1. Field of the Invention
The present invention relates to a navigation-training device for the surgery, particularly to a navigation-training model for the fluoroscopic images-guided orthopedic surgery and apparatus having the model as well as a method for using the same.
2. Description of the Related Art
Computer-assisted surgery has significantly redefined the way that surgical operations are performed. By combining computer software with trackers, the surgical navigation apparatus holds great promise for minimally invasive surgery. During image-guided orthopedic surgery, trackers are used to track the position of the patient's surgical anatomy (called patient tracker) and the surgeon's tools (called tool tracker) in real time with reference to the pre-acquired images.
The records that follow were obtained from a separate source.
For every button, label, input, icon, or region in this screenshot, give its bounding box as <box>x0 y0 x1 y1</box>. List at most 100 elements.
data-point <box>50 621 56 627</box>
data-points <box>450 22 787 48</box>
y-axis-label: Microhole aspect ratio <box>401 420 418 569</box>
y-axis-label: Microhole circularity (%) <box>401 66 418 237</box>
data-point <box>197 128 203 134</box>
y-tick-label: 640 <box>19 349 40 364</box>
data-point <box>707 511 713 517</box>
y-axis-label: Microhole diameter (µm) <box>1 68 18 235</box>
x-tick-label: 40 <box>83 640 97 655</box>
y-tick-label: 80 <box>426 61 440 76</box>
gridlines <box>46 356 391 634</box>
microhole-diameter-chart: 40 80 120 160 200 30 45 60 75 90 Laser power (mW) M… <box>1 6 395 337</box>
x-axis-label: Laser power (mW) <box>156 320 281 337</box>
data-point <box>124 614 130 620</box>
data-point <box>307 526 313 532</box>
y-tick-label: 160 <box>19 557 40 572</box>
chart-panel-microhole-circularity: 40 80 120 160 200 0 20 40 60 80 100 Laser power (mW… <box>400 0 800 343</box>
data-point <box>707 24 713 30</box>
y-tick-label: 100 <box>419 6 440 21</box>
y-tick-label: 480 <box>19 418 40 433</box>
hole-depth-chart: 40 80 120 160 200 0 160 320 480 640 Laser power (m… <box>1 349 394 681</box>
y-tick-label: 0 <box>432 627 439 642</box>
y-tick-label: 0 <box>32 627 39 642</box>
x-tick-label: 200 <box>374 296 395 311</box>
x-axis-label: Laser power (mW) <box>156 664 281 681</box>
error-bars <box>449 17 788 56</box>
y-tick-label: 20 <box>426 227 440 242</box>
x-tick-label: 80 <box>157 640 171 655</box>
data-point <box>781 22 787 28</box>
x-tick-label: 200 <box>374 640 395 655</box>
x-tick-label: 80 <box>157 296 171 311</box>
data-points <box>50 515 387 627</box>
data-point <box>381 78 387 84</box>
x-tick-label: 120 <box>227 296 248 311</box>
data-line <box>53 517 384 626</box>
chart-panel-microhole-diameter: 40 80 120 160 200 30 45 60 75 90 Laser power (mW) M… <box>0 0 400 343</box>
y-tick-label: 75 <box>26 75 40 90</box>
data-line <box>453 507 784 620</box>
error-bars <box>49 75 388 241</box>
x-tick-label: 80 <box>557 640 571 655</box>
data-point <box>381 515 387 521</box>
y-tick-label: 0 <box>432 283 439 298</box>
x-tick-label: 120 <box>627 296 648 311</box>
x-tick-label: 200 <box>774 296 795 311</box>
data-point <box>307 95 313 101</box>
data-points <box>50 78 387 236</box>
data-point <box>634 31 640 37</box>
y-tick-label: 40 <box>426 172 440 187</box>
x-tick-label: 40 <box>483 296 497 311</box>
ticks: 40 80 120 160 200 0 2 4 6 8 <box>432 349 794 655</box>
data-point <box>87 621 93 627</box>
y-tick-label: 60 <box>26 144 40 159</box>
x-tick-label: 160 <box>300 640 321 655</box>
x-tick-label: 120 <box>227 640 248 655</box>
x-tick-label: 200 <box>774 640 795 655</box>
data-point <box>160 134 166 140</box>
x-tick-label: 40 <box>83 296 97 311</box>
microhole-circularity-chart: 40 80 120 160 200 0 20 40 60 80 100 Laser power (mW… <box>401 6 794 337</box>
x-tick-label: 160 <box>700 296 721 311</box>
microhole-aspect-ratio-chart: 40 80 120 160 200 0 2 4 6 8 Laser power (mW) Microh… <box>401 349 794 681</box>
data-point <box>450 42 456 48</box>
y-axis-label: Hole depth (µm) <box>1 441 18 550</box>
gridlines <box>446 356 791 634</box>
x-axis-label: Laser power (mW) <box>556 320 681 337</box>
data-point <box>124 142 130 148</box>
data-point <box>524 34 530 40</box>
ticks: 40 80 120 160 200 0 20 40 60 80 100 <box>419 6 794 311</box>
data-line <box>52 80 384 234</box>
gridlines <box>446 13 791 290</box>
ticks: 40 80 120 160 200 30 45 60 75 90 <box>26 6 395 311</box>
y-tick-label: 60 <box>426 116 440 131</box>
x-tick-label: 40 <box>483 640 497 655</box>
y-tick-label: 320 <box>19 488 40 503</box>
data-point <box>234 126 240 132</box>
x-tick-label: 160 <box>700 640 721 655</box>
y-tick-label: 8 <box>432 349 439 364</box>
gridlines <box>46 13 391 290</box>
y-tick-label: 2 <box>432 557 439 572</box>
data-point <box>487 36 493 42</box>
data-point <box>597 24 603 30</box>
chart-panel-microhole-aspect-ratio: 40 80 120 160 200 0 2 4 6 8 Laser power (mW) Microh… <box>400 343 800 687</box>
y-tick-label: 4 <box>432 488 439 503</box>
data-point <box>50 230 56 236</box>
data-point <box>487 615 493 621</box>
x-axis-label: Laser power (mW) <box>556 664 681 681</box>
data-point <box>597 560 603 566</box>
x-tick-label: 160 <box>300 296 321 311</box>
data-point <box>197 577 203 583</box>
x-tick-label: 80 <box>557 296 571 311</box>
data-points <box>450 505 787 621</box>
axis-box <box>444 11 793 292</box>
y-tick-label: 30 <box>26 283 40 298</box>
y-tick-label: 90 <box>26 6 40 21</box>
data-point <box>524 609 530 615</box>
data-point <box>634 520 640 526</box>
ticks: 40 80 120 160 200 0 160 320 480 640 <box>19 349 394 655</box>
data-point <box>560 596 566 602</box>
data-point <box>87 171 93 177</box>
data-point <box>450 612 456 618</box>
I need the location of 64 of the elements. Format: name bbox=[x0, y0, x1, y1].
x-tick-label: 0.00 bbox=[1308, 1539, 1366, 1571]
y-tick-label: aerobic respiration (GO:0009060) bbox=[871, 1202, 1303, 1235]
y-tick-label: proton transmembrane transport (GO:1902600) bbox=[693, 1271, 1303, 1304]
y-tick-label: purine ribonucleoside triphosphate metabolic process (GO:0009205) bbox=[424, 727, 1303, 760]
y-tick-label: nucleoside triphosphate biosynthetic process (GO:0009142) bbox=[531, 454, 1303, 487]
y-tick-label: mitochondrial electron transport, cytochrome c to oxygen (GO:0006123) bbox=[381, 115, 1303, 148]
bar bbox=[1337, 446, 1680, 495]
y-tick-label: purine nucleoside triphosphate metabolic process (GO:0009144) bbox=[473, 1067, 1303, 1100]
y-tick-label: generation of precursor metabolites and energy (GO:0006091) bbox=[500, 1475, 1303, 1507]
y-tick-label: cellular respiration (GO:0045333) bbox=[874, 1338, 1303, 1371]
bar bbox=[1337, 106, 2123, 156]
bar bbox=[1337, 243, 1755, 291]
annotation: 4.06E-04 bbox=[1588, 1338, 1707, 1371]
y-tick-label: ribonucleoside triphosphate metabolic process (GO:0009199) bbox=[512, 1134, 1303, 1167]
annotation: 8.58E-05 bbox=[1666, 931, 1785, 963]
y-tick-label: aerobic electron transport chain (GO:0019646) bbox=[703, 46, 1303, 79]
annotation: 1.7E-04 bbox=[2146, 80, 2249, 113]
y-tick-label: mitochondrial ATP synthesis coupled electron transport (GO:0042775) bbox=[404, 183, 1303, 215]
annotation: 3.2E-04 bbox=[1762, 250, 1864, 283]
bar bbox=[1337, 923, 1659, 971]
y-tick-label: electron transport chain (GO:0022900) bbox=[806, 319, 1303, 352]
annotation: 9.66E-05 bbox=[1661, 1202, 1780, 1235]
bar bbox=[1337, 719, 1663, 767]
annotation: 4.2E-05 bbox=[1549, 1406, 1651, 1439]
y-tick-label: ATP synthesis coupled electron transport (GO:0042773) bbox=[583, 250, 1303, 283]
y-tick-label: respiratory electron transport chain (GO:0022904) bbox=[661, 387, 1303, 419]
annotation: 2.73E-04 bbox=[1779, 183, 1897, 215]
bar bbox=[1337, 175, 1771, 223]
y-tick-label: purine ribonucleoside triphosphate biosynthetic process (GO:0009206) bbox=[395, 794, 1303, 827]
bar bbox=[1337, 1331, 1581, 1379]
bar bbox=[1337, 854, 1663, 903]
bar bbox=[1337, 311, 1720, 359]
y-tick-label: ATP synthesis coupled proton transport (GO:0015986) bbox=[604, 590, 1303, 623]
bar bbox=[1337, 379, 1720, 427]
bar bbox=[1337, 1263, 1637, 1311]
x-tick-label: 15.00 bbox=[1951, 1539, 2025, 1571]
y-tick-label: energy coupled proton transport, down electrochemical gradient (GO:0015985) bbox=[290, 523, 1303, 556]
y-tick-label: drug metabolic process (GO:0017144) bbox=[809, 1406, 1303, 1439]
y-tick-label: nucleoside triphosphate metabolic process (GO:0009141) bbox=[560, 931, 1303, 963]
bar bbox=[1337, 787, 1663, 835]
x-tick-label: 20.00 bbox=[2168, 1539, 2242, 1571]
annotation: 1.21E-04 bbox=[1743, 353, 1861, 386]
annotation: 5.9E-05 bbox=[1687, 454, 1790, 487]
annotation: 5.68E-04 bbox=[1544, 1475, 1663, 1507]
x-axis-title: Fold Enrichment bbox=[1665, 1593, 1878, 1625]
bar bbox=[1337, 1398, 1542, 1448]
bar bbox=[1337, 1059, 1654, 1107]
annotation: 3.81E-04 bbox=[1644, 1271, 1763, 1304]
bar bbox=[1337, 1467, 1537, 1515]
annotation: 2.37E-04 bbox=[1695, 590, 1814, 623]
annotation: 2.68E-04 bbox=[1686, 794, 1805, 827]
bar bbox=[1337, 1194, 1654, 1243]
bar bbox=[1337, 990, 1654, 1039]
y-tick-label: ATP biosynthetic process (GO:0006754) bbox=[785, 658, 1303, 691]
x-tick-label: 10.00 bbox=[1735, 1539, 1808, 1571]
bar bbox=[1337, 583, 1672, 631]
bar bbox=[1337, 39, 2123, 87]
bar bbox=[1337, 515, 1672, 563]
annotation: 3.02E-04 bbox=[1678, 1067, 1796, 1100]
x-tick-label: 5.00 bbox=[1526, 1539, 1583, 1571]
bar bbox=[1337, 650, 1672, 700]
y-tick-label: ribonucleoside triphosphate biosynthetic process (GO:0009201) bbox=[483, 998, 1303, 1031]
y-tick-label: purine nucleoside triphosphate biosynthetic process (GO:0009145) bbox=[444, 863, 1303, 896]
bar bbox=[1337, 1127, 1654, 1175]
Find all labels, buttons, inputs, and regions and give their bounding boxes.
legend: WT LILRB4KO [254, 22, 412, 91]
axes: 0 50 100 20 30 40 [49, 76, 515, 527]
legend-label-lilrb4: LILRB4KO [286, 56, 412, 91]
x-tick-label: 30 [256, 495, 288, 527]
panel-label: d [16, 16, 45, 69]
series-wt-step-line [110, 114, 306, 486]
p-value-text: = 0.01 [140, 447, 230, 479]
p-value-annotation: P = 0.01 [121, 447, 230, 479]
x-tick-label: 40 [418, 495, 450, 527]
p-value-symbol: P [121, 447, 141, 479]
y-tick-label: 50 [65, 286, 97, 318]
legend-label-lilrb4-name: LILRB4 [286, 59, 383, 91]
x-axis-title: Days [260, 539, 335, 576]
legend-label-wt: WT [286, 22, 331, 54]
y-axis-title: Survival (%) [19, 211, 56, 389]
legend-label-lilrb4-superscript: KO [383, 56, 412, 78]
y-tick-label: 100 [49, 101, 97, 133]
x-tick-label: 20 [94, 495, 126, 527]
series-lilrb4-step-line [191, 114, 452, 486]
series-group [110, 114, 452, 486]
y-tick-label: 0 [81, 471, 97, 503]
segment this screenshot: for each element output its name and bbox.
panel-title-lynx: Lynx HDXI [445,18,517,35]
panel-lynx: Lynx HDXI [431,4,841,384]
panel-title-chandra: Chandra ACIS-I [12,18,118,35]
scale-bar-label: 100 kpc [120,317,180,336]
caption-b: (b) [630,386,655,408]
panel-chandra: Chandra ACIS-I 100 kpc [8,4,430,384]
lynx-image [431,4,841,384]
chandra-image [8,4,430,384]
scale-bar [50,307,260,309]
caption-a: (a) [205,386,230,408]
A typical fluoroscopically-based surgical navigation system employs a patient tracker for insertion into the patient's body. It tracks the surgical site of interest of a patient. X-ray images are then taken utilizing a fluoroscopic imager which is also tracked by the navigation system. The surgeon then positions and guides the tracked surgical tool to the preoperatively planned locations with the aid of the quantitative and qualitative navigational information after calibration of the tracked surgical tool in the same 3D coordinate system as the fluoroscopic images and the patient tracker. This relatively new technology will be increasingly used in the coming years due to its advantages. Like in all new surgical procedures, pre-surgery training is vital for the success in surgery to guarantee quality treatment, to avoid complications and to ensure good clinical results. This is of special importance where new computer technologies are combined with surgical procedures.
DiGioia A M III et al., (1998) Computer Assisted Orthopedic Surgery: Image Guided and Robotic Assistive Technologies. Clin. Orthop., 1(354), 8-16, and Kahler D. (2004) Image Guidance: Fluoroscopic navigation, Clin. Orthop., 1(421), 70-76, disclose information on image-guided surgical navigation, which are incorporated herein as references.
However, without standardized procedures and designated training models, surgeons may experience significant difficulty during training on using the surgical navigation apparatus. During in vitro surgical navigation training, the surgical practice model bone is difficult to be orientated in the same position before and after fluoroscopically imaging and in the same position relative to the patient tracker. It often requires a great deal of adjustments before the correct location can be identified. Repeated fluoroscopy therefore has to be done before each training practice. It is cumbersome while providing less than satisfactory system for training. For practice in human and animals, while the problem with the change in relative positions between the patient tracker and the tool tracker cannot be totally solved and hence fluoroscopic images still have to be taken to determine the position during the training, these practical sessions are expensive and time-consuming as well as presenting an ethical issue.
At present, there is no satisfactory means for obtaining extensive, inexpensive, non-operative experience in using the surgical navigation system.